Howdy, Stranger!

It looks like you're new here. If you want to get involved, click one of these buttons!


How to scale a download server ?
New on LowEndTalk? Please Register and read our Community Rules.

All new Registrations are manually reviewed and approved, so a short delay after registration may occur before your account becomes active.

How to scale a download server ?

RolterRolter Member

Hi guys , so i have a website that is serving a lot of downloads and during the peak hours , CPU load average goes a lot beyond the 100% and disk I/O during the peak hours is around 20Mb/s , which i guess is the upper limit for my HDD (it is SATA)

I might switch to SSD for serving downloads ,what do you guys think I should do , besided getting SSD ?

«1

Comments

  • NomadNomad Member

    Maybe if you share information other than having an HDD people might reccomend better and you can prevent needless multiple questions. Such as ia it a VPS, what's your Web server software, ram, cpu etc?

  • telephonetelephone Member
    edited May 2015

    A few questions so we can better understand the situation:

    • What specs are the VPS/Server?
    • How many downloads are initiated during peak hours? (100 req/s)
    • What's the average file size?
    • Are the files static? (Only updated every X days)
    • How are you serving the downloads? (HTTP via Nginx)
      • What settings are you using? (Your virtual host or conf file)
    Thanked by 1ehab
  • rds100rds100 Member

    Split it to several servers? Use a CDN?
    What is there to download? How big is it?

  • RolterRolter Member
    edited May 2015

    The server is a dedicated server

    Here are the specs

    Ram - 16GB
    CPU model - 1230 V3 
    HDD - 2X2TB
    Port speed - 1GB/s unmetered
    

    @telephone
    During the peak hours their are around 500 simulatenous downloads , the files are small , each around 2-8Mb

    The files are cached files , so yes they are static files , I am serving most files from cache already , which has a total allocated space of 3TB and yes the files are being served by the nginx proxy-pass , proxy-cache module , but i have not implemented any real upstreams yet as i did not need any so far.
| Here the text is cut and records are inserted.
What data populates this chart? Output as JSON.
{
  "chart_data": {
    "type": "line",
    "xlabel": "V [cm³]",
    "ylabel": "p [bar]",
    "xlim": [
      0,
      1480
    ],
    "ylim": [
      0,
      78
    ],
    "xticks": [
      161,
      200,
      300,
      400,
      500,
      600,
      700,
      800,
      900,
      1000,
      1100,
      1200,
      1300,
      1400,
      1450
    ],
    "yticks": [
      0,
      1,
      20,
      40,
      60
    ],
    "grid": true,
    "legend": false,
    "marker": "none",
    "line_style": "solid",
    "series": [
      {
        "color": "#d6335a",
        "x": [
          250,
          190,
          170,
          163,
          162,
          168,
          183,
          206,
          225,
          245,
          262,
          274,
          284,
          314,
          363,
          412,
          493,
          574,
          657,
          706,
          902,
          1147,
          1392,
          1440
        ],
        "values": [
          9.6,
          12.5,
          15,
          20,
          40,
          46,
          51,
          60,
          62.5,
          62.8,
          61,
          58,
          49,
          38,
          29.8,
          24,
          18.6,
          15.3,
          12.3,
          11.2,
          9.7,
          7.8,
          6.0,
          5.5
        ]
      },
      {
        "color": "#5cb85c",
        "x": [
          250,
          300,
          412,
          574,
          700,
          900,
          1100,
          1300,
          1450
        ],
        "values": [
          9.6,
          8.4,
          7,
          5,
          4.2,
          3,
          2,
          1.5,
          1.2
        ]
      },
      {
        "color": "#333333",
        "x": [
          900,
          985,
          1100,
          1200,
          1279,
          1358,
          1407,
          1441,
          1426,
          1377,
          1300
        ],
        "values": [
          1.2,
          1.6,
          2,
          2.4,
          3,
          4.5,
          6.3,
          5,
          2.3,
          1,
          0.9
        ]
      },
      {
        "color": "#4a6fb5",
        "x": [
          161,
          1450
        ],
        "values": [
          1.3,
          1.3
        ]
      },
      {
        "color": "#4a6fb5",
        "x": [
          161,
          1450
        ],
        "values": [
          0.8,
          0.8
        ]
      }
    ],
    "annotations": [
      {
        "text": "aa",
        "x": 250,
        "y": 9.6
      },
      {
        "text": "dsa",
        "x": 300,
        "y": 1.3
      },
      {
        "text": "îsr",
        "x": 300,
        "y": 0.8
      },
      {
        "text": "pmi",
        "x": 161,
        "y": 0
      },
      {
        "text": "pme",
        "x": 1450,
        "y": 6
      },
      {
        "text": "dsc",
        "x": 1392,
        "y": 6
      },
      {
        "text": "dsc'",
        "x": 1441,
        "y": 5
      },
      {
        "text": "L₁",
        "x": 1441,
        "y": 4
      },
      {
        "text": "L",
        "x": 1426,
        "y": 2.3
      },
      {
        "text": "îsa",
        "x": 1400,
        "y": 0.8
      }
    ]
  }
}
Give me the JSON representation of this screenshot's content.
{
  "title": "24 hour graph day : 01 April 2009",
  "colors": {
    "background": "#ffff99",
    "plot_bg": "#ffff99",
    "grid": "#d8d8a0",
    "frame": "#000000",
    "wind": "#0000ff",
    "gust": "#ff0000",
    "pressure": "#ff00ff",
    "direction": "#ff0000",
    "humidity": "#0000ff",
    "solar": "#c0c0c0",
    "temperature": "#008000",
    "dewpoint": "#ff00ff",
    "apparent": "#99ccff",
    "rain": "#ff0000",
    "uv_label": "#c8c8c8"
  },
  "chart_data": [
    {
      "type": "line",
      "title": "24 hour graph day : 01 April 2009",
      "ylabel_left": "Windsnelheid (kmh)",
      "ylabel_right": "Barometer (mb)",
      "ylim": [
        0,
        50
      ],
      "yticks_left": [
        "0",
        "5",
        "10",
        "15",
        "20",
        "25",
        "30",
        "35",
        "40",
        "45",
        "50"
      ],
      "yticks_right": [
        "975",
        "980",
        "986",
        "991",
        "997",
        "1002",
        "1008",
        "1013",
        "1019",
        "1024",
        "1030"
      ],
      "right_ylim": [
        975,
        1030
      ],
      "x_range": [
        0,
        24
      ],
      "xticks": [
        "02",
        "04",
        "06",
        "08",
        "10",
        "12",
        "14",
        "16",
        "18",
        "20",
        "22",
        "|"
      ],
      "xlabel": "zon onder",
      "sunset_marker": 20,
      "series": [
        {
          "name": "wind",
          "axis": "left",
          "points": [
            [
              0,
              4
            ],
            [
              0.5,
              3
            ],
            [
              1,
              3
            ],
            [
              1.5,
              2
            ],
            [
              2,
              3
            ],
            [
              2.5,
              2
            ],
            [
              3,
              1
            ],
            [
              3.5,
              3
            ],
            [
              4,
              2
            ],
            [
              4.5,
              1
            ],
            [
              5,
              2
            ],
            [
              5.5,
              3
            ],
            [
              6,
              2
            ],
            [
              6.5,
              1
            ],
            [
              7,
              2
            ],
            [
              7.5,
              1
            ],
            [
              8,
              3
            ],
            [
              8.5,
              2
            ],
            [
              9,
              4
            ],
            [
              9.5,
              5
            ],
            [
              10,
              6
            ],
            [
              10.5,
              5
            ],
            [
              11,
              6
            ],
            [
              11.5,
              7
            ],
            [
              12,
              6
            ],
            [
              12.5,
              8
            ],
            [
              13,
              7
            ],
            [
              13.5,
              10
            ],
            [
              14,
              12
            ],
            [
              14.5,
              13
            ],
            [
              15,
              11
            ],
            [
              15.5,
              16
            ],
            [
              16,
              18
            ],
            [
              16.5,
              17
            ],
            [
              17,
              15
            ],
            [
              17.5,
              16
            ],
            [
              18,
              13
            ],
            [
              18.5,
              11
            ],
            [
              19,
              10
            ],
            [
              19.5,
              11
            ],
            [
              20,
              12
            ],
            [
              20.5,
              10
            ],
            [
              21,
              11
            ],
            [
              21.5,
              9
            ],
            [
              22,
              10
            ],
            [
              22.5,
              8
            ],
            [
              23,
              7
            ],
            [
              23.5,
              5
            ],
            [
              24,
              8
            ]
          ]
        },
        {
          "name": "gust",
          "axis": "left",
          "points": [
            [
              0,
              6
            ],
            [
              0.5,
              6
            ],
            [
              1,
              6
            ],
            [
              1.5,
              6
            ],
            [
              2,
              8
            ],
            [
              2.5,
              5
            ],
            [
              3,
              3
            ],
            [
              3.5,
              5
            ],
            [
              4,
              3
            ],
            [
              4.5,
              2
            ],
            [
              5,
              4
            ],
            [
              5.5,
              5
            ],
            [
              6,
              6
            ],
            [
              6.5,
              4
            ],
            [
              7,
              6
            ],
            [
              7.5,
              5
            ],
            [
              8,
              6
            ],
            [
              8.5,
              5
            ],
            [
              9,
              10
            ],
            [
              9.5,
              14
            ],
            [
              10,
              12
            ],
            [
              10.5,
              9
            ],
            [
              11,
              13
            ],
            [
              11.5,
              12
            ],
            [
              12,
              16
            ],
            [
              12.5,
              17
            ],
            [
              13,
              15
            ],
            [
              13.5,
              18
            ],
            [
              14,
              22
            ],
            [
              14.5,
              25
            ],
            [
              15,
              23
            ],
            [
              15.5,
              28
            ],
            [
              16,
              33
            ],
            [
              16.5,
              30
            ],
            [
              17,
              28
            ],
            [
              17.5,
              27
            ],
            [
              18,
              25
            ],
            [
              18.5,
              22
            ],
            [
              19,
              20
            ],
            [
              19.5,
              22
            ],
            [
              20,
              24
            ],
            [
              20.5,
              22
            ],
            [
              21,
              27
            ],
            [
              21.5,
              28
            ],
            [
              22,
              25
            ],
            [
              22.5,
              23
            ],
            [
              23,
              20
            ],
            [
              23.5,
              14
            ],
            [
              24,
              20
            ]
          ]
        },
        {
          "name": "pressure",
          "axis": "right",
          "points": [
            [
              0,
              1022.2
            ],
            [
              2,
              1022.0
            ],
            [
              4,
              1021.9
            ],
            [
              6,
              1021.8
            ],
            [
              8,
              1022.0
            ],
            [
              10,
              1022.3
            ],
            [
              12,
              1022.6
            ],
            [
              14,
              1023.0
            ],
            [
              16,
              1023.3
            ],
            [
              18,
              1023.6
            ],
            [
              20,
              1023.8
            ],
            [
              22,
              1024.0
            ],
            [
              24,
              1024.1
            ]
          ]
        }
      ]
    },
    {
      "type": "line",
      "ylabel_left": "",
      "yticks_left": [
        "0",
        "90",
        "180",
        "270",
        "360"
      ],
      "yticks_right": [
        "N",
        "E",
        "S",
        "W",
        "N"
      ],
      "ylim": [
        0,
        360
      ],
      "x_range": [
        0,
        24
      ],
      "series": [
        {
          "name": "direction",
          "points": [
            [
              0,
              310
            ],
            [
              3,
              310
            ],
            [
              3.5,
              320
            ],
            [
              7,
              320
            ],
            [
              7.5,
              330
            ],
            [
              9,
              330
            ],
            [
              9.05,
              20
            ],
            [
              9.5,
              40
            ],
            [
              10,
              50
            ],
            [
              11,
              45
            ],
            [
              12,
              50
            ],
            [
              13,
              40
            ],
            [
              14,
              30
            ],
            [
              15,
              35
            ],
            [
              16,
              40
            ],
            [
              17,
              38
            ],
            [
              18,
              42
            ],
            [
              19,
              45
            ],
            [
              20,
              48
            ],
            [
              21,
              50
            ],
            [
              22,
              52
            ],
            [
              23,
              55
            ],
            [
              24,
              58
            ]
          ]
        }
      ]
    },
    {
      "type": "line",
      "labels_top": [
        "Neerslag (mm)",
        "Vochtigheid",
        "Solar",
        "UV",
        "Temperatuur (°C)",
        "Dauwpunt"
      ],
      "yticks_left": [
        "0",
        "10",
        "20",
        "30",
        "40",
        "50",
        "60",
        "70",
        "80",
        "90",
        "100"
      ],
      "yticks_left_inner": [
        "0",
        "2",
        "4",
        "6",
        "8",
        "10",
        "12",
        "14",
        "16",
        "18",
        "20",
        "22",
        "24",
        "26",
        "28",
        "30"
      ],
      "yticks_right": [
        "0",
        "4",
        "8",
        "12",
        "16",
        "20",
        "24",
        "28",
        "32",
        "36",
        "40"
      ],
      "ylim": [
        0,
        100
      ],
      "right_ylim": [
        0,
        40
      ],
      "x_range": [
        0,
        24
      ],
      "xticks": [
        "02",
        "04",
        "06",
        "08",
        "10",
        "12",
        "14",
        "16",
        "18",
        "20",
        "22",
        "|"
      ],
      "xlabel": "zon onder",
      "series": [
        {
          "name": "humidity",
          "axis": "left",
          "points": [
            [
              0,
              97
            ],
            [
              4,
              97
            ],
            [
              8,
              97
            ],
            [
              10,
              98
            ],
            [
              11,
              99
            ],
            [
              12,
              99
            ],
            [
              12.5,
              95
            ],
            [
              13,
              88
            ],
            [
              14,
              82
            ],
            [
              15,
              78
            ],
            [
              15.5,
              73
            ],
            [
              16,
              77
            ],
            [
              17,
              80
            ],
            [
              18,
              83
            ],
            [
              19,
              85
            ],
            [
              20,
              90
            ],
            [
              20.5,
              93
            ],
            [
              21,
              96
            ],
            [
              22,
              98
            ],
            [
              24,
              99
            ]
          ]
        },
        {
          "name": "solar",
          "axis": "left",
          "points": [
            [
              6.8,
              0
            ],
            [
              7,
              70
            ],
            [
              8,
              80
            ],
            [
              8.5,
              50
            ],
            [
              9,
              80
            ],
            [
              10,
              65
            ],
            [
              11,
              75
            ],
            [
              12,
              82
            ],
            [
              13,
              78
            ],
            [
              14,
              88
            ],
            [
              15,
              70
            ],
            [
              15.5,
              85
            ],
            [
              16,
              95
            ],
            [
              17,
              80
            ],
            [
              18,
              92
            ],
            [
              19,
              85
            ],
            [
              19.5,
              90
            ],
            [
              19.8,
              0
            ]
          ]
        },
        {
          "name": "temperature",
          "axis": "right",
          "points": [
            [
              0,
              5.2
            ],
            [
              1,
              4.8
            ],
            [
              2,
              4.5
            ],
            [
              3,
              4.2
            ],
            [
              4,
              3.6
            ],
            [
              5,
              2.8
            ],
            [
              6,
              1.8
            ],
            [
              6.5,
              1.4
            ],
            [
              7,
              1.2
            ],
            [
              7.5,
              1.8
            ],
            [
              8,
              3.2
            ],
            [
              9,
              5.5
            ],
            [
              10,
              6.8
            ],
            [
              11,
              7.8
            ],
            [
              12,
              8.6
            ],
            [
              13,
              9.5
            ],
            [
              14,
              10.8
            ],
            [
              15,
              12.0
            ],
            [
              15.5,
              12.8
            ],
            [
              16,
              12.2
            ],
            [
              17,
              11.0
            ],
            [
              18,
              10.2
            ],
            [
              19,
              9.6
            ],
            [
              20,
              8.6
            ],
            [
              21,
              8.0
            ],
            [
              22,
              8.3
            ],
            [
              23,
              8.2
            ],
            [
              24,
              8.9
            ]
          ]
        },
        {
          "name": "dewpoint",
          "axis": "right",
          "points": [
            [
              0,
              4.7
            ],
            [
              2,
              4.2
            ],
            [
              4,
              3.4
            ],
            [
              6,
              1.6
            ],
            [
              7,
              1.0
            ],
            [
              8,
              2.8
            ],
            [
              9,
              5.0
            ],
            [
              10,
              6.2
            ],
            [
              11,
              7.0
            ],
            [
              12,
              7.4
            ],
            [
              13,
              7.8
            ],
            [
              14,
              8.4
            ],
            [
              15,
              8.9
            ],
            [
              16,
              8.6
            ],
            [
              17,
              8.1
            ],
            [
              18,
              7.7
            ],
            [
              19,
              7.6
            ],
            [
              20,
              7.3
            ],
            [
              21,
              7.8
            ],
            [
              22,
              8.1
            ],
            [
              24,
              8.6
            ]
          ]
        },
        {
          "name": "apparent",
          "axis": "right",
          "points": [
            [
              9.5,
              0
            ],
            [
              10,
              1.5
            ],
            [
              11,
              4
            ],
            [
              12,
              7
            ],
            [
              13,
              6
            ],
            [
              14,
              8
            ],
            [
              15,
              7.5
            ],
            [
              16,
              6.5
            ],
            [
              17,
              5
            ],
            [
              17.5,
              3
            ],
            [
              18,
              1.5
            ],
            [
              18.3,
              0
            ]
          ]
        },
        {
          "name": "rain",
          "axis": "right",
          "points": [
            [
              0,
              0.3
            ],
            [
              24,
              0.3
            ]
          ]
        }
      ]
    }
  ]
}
    @rds100 - I am using cloudflare for caching the html pages , but other than that , their is no CDN setup by myself yet .

    I have also made sure that their no script or mysql bottleneck , since mysql has plenty of memory and a lot of RAM is unused even during peak with Redis being used to cache some of the most volatile mysql data .

  • vfusevfuse Member, Host Rep

    multiple A records if you can afford to setup another server.

  • chihcherngchihcherng Veteran
    edited May 2015

    Serve download files with Bittorrent? Shrink the memory for MySQL and give it to file buffer instead, so I/O speed won't be limited by your HDD?

  • RizRiz Member

    Where is your server currently located? What is your audience?

    Can always use rsync / btsync / syncthing to sync files between the servers, and offer geo based serving.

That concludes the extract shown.